Its no revelation that Christians hurt each other in some very serious ways. While I believe that more people have been loved by Christians than hurt, the painful reality is that we can do so much damage. Hence we have books such as Dwight Carlson’s, Why do Christians shoot their wounded. Here’s what often happens. We tell the stories to others. There is something good and something bad about our telling of our stories.

What do telling our stories of being hurt, wronged, misunderstood, misrepresented, oppressed, rejected, etc. do for us? What does it do to our listeners? These are important questions. Here are some bullet responses by me:

1. Telling the truth to another and being heard and understood on top of that provides healing. When the body of Christ attends to the wounds of its members, there are wonderful opportunities for healing, forgiveness, repentance, justice, reconciliation.

2. But why am I telling THIS person. Am I looking for a healing response or for someone to validate my bitterness, to encourage my sinful anger and my unwillingness to confront the wounder? Is it gossip? What do I want/desire/expect from this person who has just heard my story?

3. Do I tell the story in a way that colors all those who might think similarly to the person who has wounded me. Example, not all of those who value postmodern challenges to modernity are on a slippery slope to relativism. Not all of those who believe that women should not be in pastoral ministry are wife beaters. But do we tell stories that castigate all?

4. How do I respond to these stories from others? Do I undermine by minimizing the pain? Do I counter it with my own story that shows that my own wounds are worse? Do I say nothing? Do I see overgeneralizations and ignore the parts that are true about me or at least gives the impression of truth? Can I own what I need to own without being overly concerned about being misunderstood myself? Or do I get defensive?

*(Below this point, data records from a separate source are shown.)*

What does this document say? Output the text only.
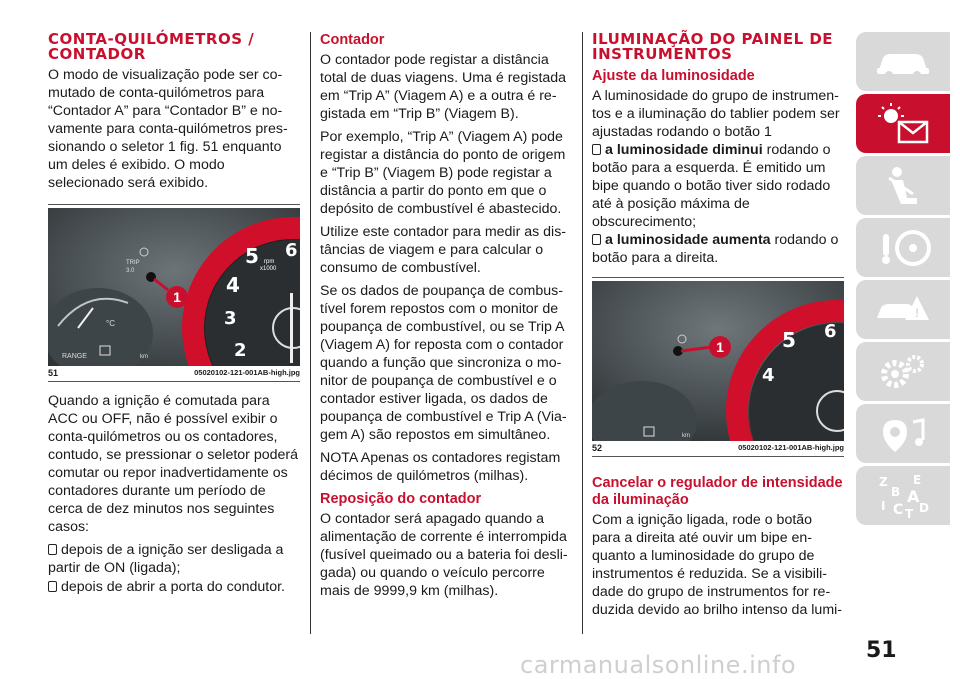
CONTA-QUILÓMETROS / CONTADOR

O modo de visualização pode ser co-mutado de conta-quilómetros para “Contador A” para “Contador B” e no-vamente para conta-quilómetros pres-sionando o seletor 1 fig. 51 enquanto um deles é exibido. O modo selecionado será exibido.

4
5 6
3
2
rpm
x1000
°C
RANGE	km
TRIP
3.0
1
51	05020102-121-001AB-high.jpg

Quando a ignição é comutada para ACC ou OFF, não é possível exibir o conta-quilómetros ou os contadores, contudo, se pressionar o seletor poderá comutar ou repor inadvertidamente os contadores durante um período de cerca de dez minutos nos seguintes casos:

depois de a ignição ser desligada a partir de ON (ligada);

depois de abrir a porta do condutor.

Contador

O contador pode registar a distância total de duas viagens. Uma é registada em “Trip A” (Viagem A) e a outra é re-gistada em “Trip B” (Viagem B).

Por exemplo, “Trip A” (Viagem A) pode registar a distância do ponto de origem e “Trip B” (Viagem B) pode registar a distância a partir do ponto em que o depósito de combustível é abastecido.

Utilize este contador para medir as dis-tâncias de viagem e para calcular o consumo de combustível.

Se os dados de poupança de combus-tível forem repostos com o monitor de poupança de combustível, ou se Trip A (Viagem A) for reposta com o contador quando a função que sincroniza o mo-nitor de poupança de combustível e o contador estiver ligada, os dados de poupança de combustível e Trip A (Via-gem A) são repostos em simultâneo.

NOTA Apenas os contadores registam décimos de quilómetros (milhas).

Reposição do contador

O contador será apagado quando a alimentação de corrente é interrompida (fusível queimado ou a bateria foi desli-gada) ou quando o veículo percorre mais de 9999,9 km (milhas).

ILUMINAÇÃO DO PAINEL DE INSTRUMENTOS
Ajuste da luminosidade

A luminosidade do grupo de instrumen-tos e a iluminação do tablier podem ser ajustadas rodando o botão 1

a luminosidade diminui rodando o botão para a esquerda. É emitido um bipe quando o botão tiver sido rodado até à posição máxima de obscurecimento;

a luminosidade aumenta rodando o botão para a direita.

5 6
4
km
1
52	05020102-121-001AB-high.jpg
Cancelar o regulador de intensidade da iluminação

Com a ignição ligada, rode o botão para a direita até ouvir um bipe en-quanto a luminosidade do grupo de instrumentos é reduzida. Se a visibili-dade do grupo de instrumentos for re-duzida devido ao brilho intenso da lumi-

!
Z
B
E
A
I C T D
51
carmanualsonline.info
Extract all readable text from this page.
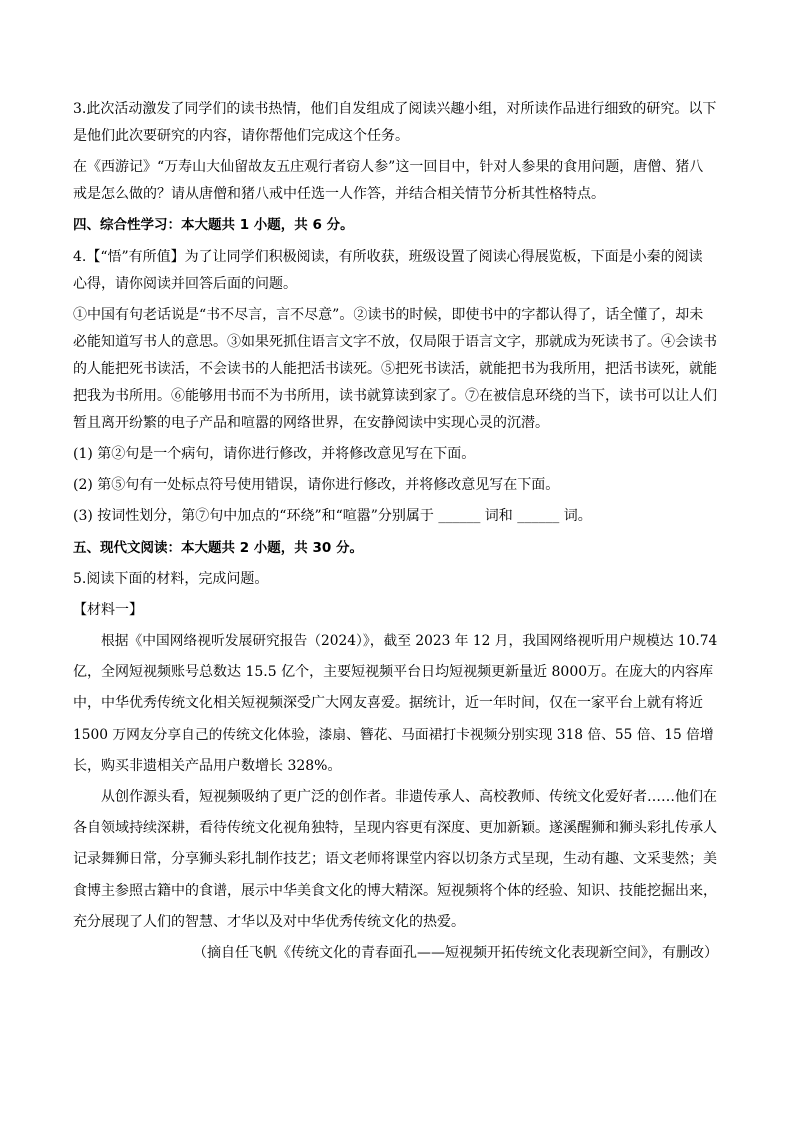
3.此次活动激发了同学们的读书热情，他们自发组成了阅读兴趣小组，对所读作品进行细致的研究。以下
是他们此次要研究的内容，请你帮他们完成这个任务。
在《西游记》“万寿山大仙留故友五庄观行者窃人参”这一回目中，针对人参果的食用问题，唐僧、猪八
戒是怎么做的？请从唐僧和猪八戒中任选一人作答，并结合相关情节分析其性格特点。
四、综合性学习：本大题共 1 小题，共 6 分。
4.【“悟”有所值】为了让同学们积极阅读，有所收获，班级设置了阅读心得展览板，下面是小秦的阅读
心得，请你阅读并回答后面的问题。
①中国有句老话说是“书不尽言，言不尽意”。②读书的时候，即使书中的字都认得了，话全懂了，却未
必能知道写书人的意思。③如果死抓住语言文字不放，仅局限于语言文字，那就成为死读书了。④会读书
的人能把死书读活，不会读书的人能把活书读死。⑤把死书读活，就能把书为我所用，把活书读死，就能
把我为书所用。⑥能够用书而不为书所用，读书就算读到家了。⑦在被信息环绕的当下，读书可以让人们
暂且离开纷繁的电子产品和喧嚣的网络世界，在安静阅读中实现心灵的沉潜。
(1) 第②句是一个病句，请你进行修改，并将修改意见写在下面。
(2) 第⑤句有一处标点符号使用错误，请你进行修改，并将修改意见写在下面。
(3) 按词性划分，第⑦句中加点的“环绕”和“喧嚣”分别属于 ______ 词和 ______ 词。
五、现代文阅读：本大题共 2 小题，共 30 分。
5.阅读下面的材料，完成问题。
【材料一】
根据《中国网络视听发展研究报告（2024）》，截至 2023 年 12 月，我国网络视听用户规模达 10.74
亿，全网短视频账号总数达 15.5 亿个，主要短视频平台日均短视频更新量近 8000万。在庞大的内容库
中，中华优秀传统文化相关短视频深受广大网友喜爱。据统计，近一年时间，仅在一家平台上就有将近
1500 万网友分享自己的传统文化体验，漆扇、簪花、马面裙打卡视频分别实现 318 倍、55 倍、15 倍增
长，购买非遗相关产品用户数增长 328%。
从创作源头看，短视频吸纳了更广泛的创作者。非遗传承人、高校教师、传统文化爱好者……他们在
各自领域持续深耕，看待传统文化视角独特，呈现内容更有深度、更加新颖。遂溪醒狮和狮头彩扎传承人
记录舞狮日常，分享狮头彩扎制作技艺；语文老师将课堂内容以切条方式呈现，生动有趣、文采斐然；美
食博主参照古籍中的食谱，展示中华美食文化的博大精深。短视频将个体的经验、知识、技能挖掘出来，
充分展现了人们的智慧、才华以及对中华优秀传统文化的热爱。
（摘自任飞帆《传统文化的青春面孔——短视频开拓传统文化表现新空间》，有删改）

Stories of being victimized help others to understand our experiences and to enter our world. But stories also can function like agent orange and burn everything in sight. How do we know what to do for our own best health and the consideration of those around us?

What about the offender? What’s the difference between a prophet and a slanderer? In the mind of the offender, he/she is a prophet, God's representative espousing God's words.

A prophet names things and people (especially opponents) in a way that they would agree or approve. A slanderer uses names to disparage and to smear opponents, even those who might barely be related to the issues at hand. (Scot McKnight, in a recent presentation at Westminster Seminary, offers some good advice in this area when talking about emerging/missional church authors and their critics. When you describe your opponents, you ought to do so in a way that the opponents says, “that’s me.”). A prophet does not stoop to build straw men.

A prophet highlights viewpoints in order to point out their possible logical conclusions while a slanderer takes another’s position to an extreme and paints the person as intending the outcome or so foolish not to see the result.

While pointing out possible outcomes, a prophet is still able to describe these outcomes with complexity and shading while the slanderer merely paints everything in black and white.

A prophet points to a better way, creative solutions, risky but realistic options while a slanderer wastes no effort trying to provide solutions, but is satisfied with producing only criticisms and tired stereotypes.